Caso sejam encontrados indícios significativos de uma ação contra a concorrência, um processo é iniciado, que então, no limite, pode levar a intervenções incisivas, como multas altas.
“O procedimento preparatório é elaborado quando o Cade não tem certeza se existe uma questão concorrencial ou não. Se o Cade definir que é de sua competência, ele abre um inquérito administrativo, que tem um prazo mais estendido para conclusão, de 180 dias”, explica Marcelo Calliari, advogado especialista em direito da concorrência.
De acordo com o advogado, “a lei dá um grande espectro para que o Cade decida o que será feito. Ele pode negociar com as partes e chegar a um acordo sem condenação, bem como pode determinar o que será feito por cada um para regular a concorrência”.
Esta não é a primeira vez que o órgão do governo analisa questões relativas a direitos de transmissão.
Em 2011, a RedeTV! venceu licitação do Clube dos 13 pelos direitos das edições de 2012 a 2014 do torneio.
No entanto, a Globo negociou individualmente com dissidentes da entidade, o que fez com que a RedeTV! protocolasse processo no Cade, argumentando que a concorrente teve a vantagem de saber os valores da licitação para conversar com os clubes.

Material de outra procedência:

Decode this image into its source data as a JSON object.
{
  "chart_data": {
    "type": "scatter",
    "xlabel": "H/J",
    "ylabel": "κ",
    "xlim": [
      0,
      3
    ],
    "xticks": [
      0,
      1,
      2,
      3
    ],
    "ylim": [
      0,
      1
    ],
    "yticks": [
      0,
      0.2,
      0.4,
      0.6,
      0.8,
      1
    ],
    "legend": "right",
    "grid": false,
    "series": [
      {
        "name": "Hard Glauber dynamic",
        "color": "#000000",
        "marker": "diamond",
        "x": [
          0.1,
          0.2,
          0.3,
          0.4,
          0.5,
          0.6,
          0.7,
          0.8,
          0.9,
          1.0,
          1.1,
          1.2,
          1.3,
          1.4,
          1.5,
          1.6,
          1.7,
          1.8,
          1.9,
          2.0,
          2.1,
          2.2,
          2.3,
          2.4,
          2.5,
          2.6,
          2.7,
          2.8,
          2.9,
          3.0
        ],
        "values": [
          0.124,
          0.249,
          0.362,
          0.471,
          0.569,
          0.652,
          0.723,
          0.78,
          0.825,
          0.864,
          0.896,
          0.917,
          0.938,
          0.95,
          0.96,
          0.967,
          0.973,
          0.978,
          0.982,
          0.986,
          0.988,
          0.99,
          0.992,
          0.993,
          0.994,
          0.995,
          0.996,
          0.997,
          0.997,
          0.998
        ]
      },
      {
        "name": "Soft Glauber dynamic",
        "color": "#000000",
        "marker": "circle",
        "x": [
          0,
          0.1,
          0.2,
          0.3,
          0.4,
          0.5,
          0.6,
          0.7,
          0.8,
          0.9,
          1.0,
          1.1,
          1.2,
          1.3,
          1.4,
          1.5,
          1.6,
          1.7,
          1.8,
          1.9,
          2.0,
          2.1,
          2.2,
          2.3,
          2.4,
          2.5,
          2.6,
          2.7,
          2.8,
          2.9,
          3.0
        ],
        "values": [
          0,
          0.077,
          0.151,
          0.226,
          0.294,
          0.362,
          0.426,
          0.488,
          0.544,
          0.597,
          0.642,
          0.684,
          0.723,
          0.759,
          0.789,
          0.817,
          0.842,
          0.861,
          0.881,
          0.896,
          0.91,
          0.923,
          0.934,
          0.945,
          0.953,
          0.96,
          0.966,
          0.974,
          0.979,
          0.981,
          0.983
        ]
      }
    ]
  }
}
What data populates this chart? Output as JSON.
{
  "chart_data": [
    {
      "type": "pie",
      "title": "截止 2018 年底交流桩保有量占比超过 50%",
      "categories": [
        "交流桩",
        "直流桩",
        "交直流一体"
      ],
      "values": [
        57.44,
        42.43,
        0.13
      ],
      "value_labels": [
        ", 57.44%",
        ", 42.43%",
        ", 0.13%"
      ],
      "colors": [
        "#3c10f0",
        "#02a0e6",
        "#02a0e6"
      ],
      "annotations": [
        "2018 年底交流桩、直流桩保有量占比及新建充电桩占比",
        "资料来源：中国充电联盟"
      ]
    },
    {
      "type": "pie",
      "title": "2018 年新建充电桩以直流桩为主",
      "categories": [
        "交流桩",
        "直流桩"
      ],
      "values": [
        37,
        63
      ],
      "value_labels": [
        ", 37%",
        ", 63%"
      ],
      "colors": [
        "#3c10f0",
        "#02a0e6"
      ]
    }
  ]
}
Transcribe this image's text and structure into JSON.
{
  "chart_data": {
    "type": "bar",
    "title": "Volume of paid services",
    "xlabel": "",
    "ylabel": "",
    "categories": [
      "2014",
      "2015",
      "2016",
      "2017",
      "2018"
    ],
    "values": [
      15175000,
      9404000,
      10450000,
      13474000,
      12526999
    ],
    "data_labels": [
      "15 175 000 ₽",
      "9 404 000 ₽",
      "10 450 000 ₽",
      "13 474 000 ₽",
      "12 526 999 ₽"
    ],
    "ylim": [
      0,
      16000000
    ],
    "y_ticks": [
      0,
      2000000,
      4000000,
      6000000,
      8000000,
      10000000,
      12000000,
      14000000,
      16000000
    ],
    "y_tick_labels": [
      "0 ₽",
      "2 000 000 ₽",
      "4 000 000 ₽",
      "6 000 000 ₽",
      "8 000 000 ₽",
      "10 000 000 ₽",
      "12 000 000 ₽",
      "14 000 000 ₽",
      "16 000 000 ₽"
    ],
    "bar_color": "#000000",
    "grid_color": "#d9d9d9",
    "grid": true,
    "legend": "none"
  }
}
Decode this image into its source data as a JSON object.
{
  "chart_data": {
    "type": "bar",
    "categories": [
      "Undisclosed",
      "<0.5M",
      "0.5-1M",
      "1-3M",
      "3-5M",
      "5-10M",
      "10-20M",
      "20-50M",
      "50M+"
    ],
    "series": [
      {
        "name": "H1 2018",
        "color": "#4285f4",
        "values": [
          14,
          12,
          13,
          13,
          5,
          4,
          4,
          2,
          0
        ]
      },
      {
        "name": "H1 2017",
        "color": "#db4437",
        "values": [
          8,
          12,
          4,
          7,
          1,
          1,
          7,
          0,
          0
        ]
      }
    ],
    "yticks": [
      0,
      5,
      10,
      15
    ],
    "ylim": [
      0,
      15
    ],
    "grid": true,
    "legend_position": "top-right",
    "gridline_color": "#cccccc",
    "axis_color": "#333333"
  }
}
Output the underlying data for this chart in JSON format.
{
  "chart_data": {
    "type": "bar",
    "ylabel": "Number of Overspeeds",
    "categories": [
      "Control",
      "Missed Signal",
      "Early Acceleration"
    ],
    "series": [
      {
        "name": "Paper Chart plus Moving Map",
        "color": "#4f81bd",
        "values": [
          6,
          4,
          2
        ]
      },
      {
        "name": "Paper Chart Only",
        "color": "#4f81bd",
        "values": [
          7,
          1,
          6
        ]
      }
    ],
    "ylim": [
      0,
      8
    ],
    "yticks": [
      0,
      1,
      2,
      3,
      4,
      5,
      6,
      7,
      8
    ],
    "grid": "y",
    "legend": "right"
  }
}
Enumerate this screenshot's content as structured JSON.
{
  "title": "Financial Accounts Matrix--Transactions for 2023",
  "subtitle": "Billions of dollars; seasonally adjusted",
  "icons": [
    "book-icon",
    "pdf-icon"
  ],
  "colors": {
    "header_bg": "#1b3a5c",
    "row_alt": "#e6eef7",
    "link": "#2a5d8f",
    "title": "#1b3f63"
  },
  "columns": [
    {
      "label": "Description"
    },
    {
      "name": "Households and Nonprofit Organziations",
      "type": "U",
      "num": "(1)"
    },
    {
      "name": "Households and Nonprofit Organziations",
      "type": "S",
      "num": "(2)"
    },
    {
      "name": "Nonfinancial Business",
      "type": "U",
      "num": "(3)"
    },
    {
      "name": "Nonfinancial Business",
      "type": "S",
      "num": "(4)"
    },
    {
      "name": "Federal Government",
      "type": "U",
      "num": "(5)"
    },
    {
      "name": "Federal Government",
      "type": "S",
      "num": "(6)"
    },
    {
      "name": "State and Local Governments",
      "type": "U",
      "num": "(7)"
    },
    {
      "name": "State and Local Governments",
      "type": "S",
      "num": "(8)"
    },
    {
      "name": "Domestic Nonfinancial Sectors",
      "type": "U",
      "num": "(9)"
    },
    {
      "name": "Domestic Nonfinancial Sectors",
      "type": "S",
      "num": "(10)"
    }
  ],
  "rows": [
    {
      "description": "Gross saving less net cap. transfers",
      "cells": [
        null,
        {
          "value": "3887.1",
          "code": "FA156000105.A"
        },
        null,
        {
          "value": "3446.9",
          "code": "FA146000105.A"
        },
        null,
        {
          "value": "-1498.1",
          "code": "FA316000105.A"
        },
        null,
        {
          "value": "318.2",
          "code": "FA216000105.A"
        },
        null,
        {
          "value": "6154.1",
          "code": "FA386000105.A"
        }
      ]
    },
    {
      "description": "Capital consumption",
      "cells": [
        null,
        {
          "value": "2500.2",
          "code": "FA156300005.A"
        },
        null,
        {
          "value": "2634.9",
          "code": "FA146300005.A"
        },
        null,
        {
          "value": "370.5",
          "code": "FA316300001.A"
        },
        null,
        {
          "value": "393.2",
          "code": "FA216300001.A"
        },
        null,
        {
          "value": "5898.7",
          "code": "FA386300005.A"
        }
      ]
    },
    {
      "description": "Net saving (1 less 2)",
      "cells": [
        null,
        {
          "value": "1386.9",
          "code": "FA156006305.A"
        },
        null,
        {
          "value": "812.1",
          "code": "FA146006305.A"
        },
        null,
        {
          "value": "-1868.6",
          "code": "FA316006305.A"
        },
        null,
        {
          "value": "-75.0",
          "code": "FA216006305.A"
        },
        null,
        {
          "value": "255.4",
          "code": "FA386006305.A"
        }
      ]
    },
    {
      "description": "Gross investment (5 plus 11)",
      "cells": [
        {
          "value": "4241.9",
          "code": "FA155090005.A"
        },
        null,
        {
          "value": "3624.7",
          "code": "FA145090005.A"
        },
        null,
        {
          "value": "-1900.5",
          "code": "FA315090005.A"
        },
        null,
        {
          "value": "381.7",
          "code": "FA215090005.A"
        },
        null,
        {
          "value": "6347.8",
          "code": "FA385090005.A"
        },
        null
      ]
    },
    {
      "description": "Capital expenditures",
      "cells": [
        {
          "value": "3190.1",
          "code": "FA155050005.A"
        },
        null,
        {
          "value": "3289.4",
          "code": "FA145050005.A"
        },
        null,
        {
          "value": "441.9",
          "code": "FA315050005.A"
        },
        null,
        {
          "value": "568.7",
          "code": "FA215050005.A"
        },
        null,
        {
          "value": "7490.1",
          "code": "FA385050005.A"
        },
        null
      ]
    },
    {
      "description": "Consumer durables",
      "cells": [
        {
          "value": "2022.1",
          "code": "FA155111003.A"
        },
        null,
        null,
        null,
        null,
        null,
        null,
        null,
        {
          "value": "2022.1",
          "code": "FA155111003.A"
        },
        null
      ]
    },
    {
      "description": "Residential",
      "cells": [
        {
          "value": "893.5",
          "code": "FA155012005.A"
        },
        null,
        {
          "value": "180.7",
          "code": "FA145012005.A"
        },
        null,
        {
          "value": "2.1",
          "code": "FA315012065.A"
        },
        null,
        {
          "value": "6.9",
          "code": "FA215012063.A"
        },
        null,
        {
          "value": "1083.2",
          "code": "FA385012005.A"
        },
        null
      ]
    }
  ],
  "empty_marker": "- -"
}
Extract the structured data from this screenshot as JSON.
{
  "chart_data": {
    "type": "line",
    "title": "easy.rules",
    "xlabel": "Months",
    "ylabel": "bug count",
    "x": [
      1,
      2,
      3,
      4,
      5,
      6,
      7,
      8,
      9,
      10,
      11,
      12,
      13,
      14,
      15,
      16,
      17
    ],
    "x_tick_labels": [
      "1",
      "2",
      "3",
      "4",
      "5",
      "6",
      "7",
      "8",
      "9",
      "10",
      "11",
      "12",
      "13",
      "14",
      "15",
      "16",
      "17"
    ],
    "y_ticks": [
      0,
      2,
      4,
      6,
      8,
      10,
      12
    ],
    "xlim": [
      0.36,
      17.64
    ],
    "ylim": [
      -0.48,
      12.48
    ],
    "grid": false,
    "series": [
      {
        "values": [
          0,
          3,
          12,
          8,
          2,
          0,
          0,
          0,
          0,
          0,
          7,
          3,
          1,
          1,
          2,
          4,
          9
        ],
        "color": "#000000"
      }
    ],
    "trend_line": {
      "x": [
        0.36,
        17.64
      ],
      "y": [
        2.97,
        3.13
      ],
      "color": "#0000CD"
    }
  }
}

Tomando esse episódio como parâmetro, o prognóstico de conclusão do atual procedimento preparatório não é otimista: o processo segue em análise até hoje, sem atualizações significativas.
OUTRO LADO
Procurado pela reportagem, o Grupo Globo respondeu via assessoria de imprensa. “Não comentamos questões em andamento no Cade”, disse a emissora.
Até o momento, o São Paulo foi o único clube que divulgou o acordo e continuará a ter suas partidas exibidas na SporTV de 2019 a 2023. Clubes como Corinthians, Botafogo e Cruzeiro estão próximos de acordo.